Sunday, May 24, 2009
What I Learned in Ukraine 2: A Generalist amid Specialists
I'm a generalist--I've worked with history, art and children's museums and historic houses and sites. I've run organizations, administered grant programs, developed exhibitions, tours and school and public programs. I've done evaluation, a bit of public relations, and strategic planning. I've taught museum studies courses and professional development programs. I know, from my exhibit and program work, a bit about the history of carpet manufacturing in Amsterdam, NY; vacationing in the Catskills and the Finger Lakes; Mother Ann Lee and Jemimah Wilkinson; the history of several Maryland counties; slavery in New York; to name just a few; and now of course, a bit about many parts of Ukraine's history and culture. All of the above isn't to blow my own horn, but to reinforce the idea that I really am a generalist, interested in almost everything.
Ukraine is a nation of specialists--that extends to every aspect of society. You can't buy shampoo in the grocery store--you have to go to the store that sells beauty and paper products--and that's not the drug store. At the travel agency, you can only buy a train ticket from the train person (too bad if she's at lunch). And of course the person who stamps your official piece of paper for whatever reason, is always a different person.
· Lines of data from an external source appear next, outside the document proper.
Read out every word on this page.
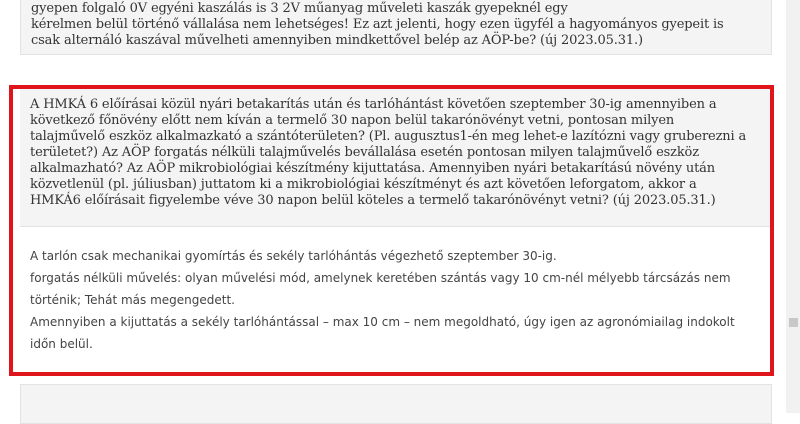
gyepen folgaló 0V egyéni kaszálás is 3 2V műanyag műveleti kaszák gyepeknél egy
kérelmen belül történő vállalása nem lehetséges! Ez azt jelenti, hogy ezen ügyfél a hagyományos gyepeit is
csak alternáló kaszával művelheti amennyiben mindkettővel belép az AÖP-be? (új 2023.05.31.)

A HMKÁ 6 előírásai közül nyári betakarítás után és tarlóhántást követően szeptember 30-ig amennyiben a
következő főnövény előtt nem kíván a termelő 30 napon belül takarónövényt vetni, pontosan milyen
talajművelő eszköz alkalmazkató a szántóterületen? (Pl. augusztus1-én meg lehet-e lazítózni vagy gruberezni a
területet?) Az AÖP forgatás nélküli talajművelés bevállalása esetén pontosan milyen talajművelő eszköz
alkalmazható? Az AÖP mikrobiológiai készítmény kijuttatása. Amennyiben nyári betakarítású növény után
közvetlenül (pl. júliusban) juttatom ki a mikrobiológiai készítményt és azt követően leforgatom, akkor a
HMKÁ6 előírásait figyelembe véve 30 napon belül köteles a termelő takarónövényt vetni? (új 2023.05.31.)

A tarlón csak mechanikai gyomírtás és sekély tarlóhántás végezhető szeptember 30-ig.

forgatás nélküli művelés: olyan művelési mód, amelynek keretében szántás vagy 10 cm-nél mélyebb tárcsázás nem
történik; Tehát más megengedett.

Amennyiben a kijuttatás a sekély tarlóhántással – max 10 cm – nem megoldható, úgy igen az agronómiailag indokolt
időn belül.
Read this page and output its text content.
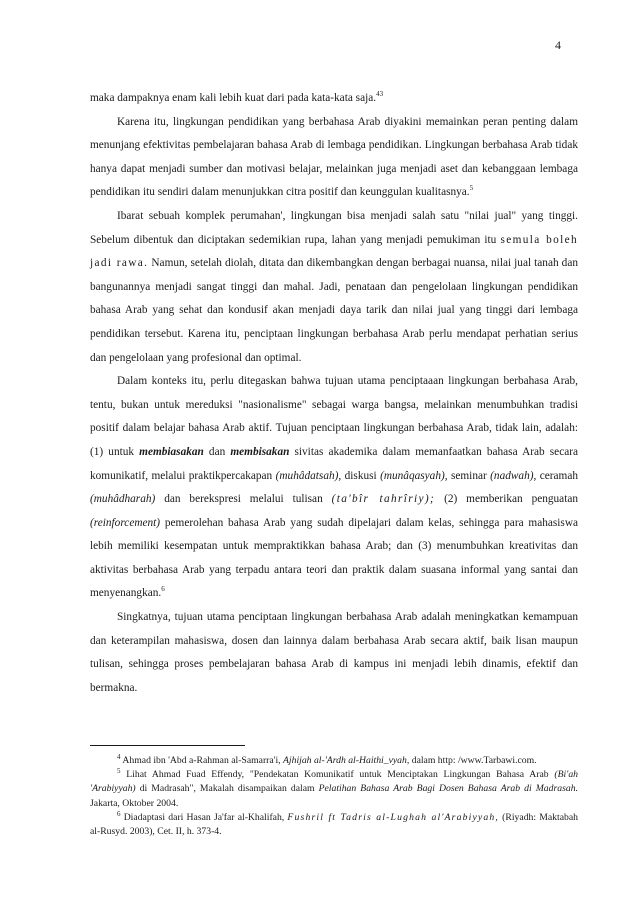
4

maka dampaknya enam kali lebih kuat dari pada kata-kata saja.$^{43}$

Karena itu, lingkungan pendidikan yang berbahasa Arab diyakini memainkan peran penting dalam menunjang efektivitas pembelajaran bahasa Arab di lembaga pendidikan. Lingkungan berbahasa Arab tidak hanya dapat menjadi sumber dan motivasi belajar, melainkan juga menjadi aset dan kebanggaan lembaga pendidikan itu sendiri dalam menunjukkan citra positif dan keunggulan kualitasnya.$^5$

Ibarat sebuah komplek perumahan', lingkungan bisa menjadi salah satu "nilai jual" yang tinggi. Sebelum dibentuk dan diciptakan sedemikian rupa, lahan yang menjadi pemukiman itu semula boleh jadi rawa. Namun, setelah diolah, ditata dan dikembangkan dengan berbagai nuansa, nilai jual tanah dan bangunannya menjadi sangat tinggi dan mahal. Jadi, penataan dan pengelolaan lingkungan pendidikan bahasa Arab yang sehat dan kondusif akan menjadi daya tarik dan nilai jual yang tinggi dari lembaga pendidikan tersebut. Karena itu, penciptaan lingkungan berbahasa Arab perlu mendapat perhatian serius dan pengelolaan yang profesional dan optimal.

Dalam konteks itu, perlu ditegaskan bahwa tujuan utama penciptaaan lingkungan berbahasa Arab, tentu, bukan untuk mereduksi "nasionalisme" sebagai warga bangsa, melainkan menumbuhkan tradisi positif dalam belajar bahasa Arab aktif. Tujuan penciptaan lingkungan berbahasa Arab, tidak lain, adalah: (1) untuk membiasakan dan membisakan sivitas akademika dalam memanfaatkan bahasa Arab secara komunikatif, melalui praktikpercakapan (muhâdatsah), diskusi (munâqasyah), seminar (nadwah), ceramah (muhâdharah) dan berekspresi melalui tulisan (ta'bîr tahrîriy); (2) memberikan penguatan (reinforcement) pemerolehan bahasa Arab yang sudah dipelajari dalam kelas, sehingga para mahasiswa lebih memiliki kesempatan untuk mempraktikkan bahasa Arab; dan (3) menumbuhkan kreativitas dan aktivitas berbahasa Arab yang terpadu antara teori dan praktik dalam suasana informal yang santai dan menyenangkan.$^6$

Singkatnya, tujuan utama penciptaan lingkungan berbahasa Arab adalah meningkatkan kemampuan dan keterampilan mahasiswa, dosen dan lainnya dalam berbahasa Arab secara aktif, baik lisan maupun tulisan, sehingga proses pembelajaran bahasa Arab di kampus ini menjadi lebih dinamis, efektif dan bermakna.

$^4$ Ahmad ibn 'Abd a-Rahman al-Samarra'i, Ajhijah al-'Ardh al-Haithi_vyah, dalam http: /www.Tarbawi.com.

$^5$ Lihat Ahmad Fuad Effendy, "Pendekatan Komunikatif untuk Menciptakan Lingkungan Bahasa Arab (Bi'ah 'Arabiyyah) di Madrasah", Makalah disampaikan dalam Pelatihan Bahasa Arab Bagi Dosen Bahasa Arab di Madrasah. Jakarta, Oktober 2004.

$^6$ Diadaptasi dari Hasan Ja'far al-Khalifah, Fushril ft Tadris al-Lughah al'Arabiyyah, (Riyadh: Maktabah al-Rusyd. 2003), Cet. II, h. 373-4.
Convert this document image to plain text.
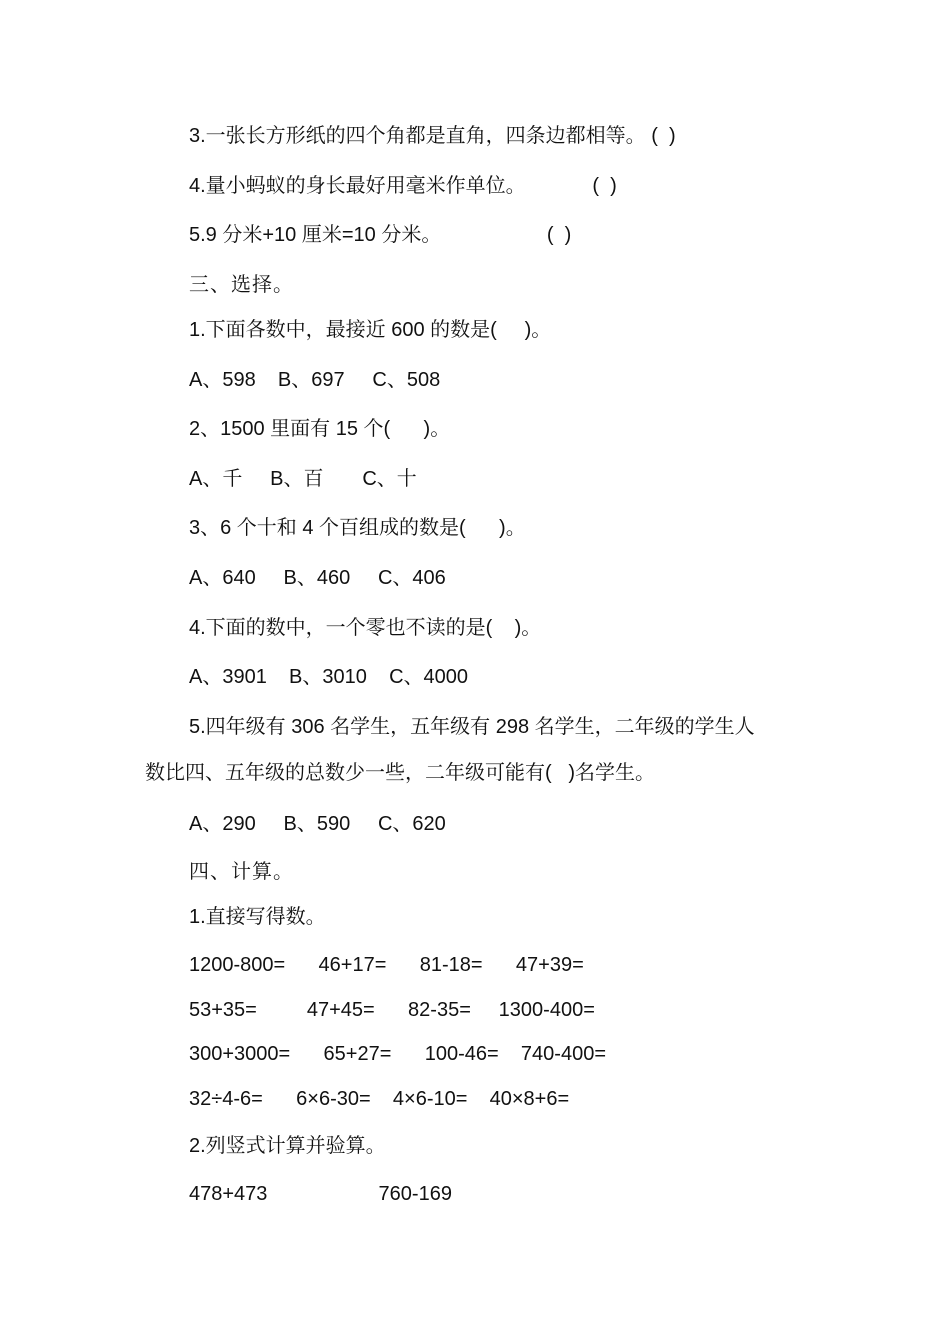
3.一张长方形纸的四个角都是直角，四条边都相等。 (  )

4.量小蚂蚁的身长最好用毫米作单位。            (  )

5.9 分米+10 厘米=10 分米。                   (  )

三、选择。

1.下面各数中，最接近 600 的数是(     )。

A、598    B、697     C、508

2、1500 里面有 15 个(      )。

A、千     B、百       C、十

3、6 个十和 4 个百组成的数是(      )。

A、640     B、460     C、406

4.下面的数中，一个零也不读的是(    )。

A、3901    B、3010    C、4000

5.四年级有 306 名学生，五年级有 298 名学生，二年级的学生人

数比四、五年级的总数少一些，二年级可能有(   )名学生。

A、290     B、590     C、620

四、计算。

1.直接写得数。

1200-800=      46+17=      81-18=      47+39=

53+35=         47+45=      82-35=     1300-400=

300+3000=      65+27=      100-46=    740-400=

32÷4-6=      6×6-30=    4×6-10=    40×8+6=

2.列竖式计算并验算。

478+473                    760-169
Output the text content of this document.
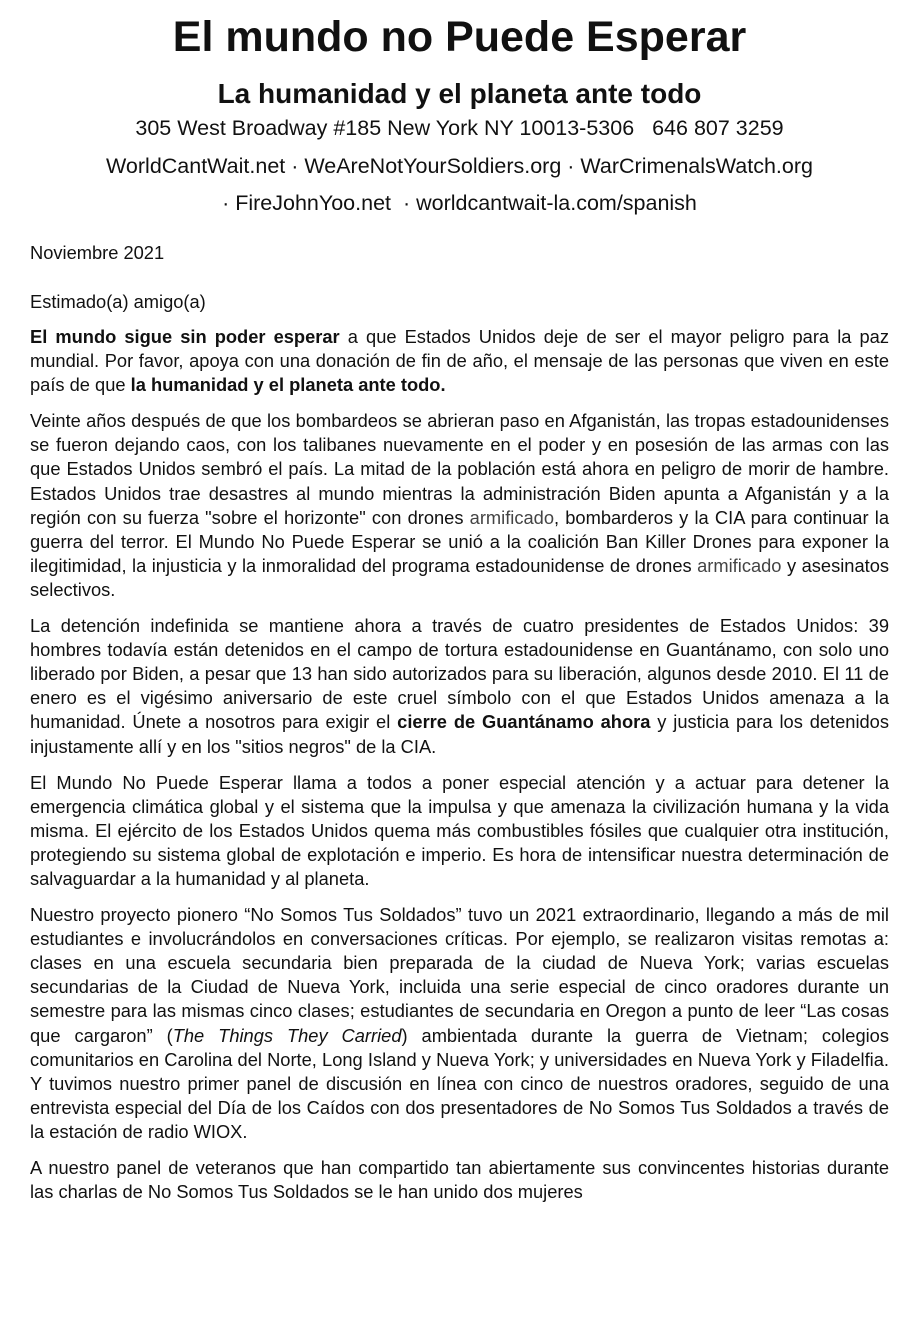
El mundo no Puede Esperar
La humanidad y el planeta ante todo
305 West Broadway #185 New York NY 10013-5306   646 807 3259
WorldCantWait.net · WeAreNotYourSoldiers.org · WarCrimenalsWatch.org
· FireJohnYoo.net  · worldcantwait-la.com/spanish
Noviembre 2021
Estimado(a) amigo(a)

El mundo sigue sin poder esperar a que Estados Unidos deje de ser el mayor peligro para la paz mundial. Por favor, apoya con una donación de fin de año, el mensaje de las personas que viven en este país de que la humanidad y el planeta ante todo.

Veinte años después de que los bombardeos se abrieran paso en Afganistán, las tropas estadounidenses se fueron dejando caos, con los talibanes nuevamente en el poder y en posesión de las armas con las que Estados Unidos sembró el país. La mitad de la población está ahora en peligro de morir de hambre. Estados Unidos trae desastres al mundo mientras la administración Biden apunta a Afganistán y a la región con su fuerza "sobre el horizonte" con drones armificado, bombarderos y la CIA para continuar la guerra del terror. El Mundo No Puede Esperar se unió a la coalición Ban Killer Drones para exponer la ilegitimidad, la injusticia y la inmoralidad del programa estadounidense de drones armificado y asesinatos selectivos.

La detención indefinida se mantiene ahora a través de cuatro presidentes de Estados Unidos: 39 hombres todavía están detenidos en el campo de tortura estadounidense en Guantánamo, con solo uno liberado por Biden, a pesar que 13 han sido autorizados para su liberación, algunos desde 2010. El 11 de enero es el vigésimo aniversario de este cruel símbolo con el que Estados Unidos amenaza a la humanidad. Únete a nosotros para exigir el cierre de Guantánamo ahora y justicia para los detenidos injustamente allí y en los "sitios negros" de la CIA.

El Mundo No Puede Esperar llama a todos a poner especial atención y a actuar para detener la emergencia climática global y el sistema que la impulsa y que amenaza la civilización humana y la vida misma. El ejército de los Estados Unidos quema más combustibles fósiles que cualquier otra institución, protegiendo su sistema global de explotación e imperio. Es hora de intensificar nuestra determinación de salvaguardar a la humanidad y al planeta.

Nuestro proyecto pionero “No Somos Tus Soldados” tuvo un 2021 extraordinario, llegando a más de mil estudiantes e involucrándolos en conversaciones críticas. Por ejemplo, se realizaron visitas remotas a: clases en una escuela secundaria bien preparada de la ciudad de Nueva York; varias escuelas secundarias de la Ciudad de Nueva York, incluida una serie especial de cinco oradores durante un semestre para las mismas cinco clases; estudiantes de secundaria en Oregon a punto de leer “Las cosas que cargaron” (The Things They Carried) ambientada durante la guerra de Vietnam; colegios comunitarios en Carolina del Norte, Long Island y Nueva York; y universidades en Nueva York y Filadelfia. Y tuvimos nuestro primer panel de discusión en línea con cinco de nuestros oradores, seguido de una entrevista especial del Día de los Caídos con dos presentadores de No Somos Tus Soldados a través de la estación de radio WIOX.

A nuestro panel de veteranos que han compartido tan abiertamente sus convincentes historias durante las charlas de No Somos Tus Soldados se le han unido dos mujeres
At museums the same holds true. Museum workers all are trained as scholars with academic specialities within a narrow focus. They come to that specialty early in their careers and there's virtually no shifting to a different career path and little ongoing professional training. I sometimes found it hard to explain what my work was, what my business was (I found no equivalent business in Ukraine). I appreciated the depth and concentration with which many of my Ukrainian colleagues approached their work. But only in the larger institutions were there museum staffers whose jobs were to work with the public.
After I learned how to do a bit of explaining about my work, I found being a generalist pretty useful. My colleagues had many questions about American museums--from grant-writing and fundraising to pay scales to statistics. Those statistics were the hardest thing to come by--because of American museums don't operate as part of a single bureaucratic structure.
One of my most rewarding projects came as a result of my generalist nature. As I led a workshop about proposal writing, the director of the National Museum of the Book discussed how she wanted to offer workshops in papermaking for children, but they had no funds available to pay a master papermaker. I laughed and said, "You don't need a master papermaker. I can make paper!"
I think somewhat unbelievingly, Valentina Grigorievna agreed that I would come and teach her staff to make paper--and together we could do the workshop instead of seeking funds for a master. Harkening back to some long-ago programs and by doing some judicious Googling, I developed a list of supplies; Irina and I made our treks around the city to gather them, and we successfully taught the museum staff how to make paper (and to block print, bind simple books and make pop-ups). The kids loved it, and the best part was to visit the museum again, before I left, and to see the workshop that is now offered every Saturday--refined and taught by the specialists on staff.
I did appreciate the specialists--but I hope that museum leaders continue to encourage the development of new skills for their staffs, and I know that many staff members welcome the opportunity to grow and stretch their wings.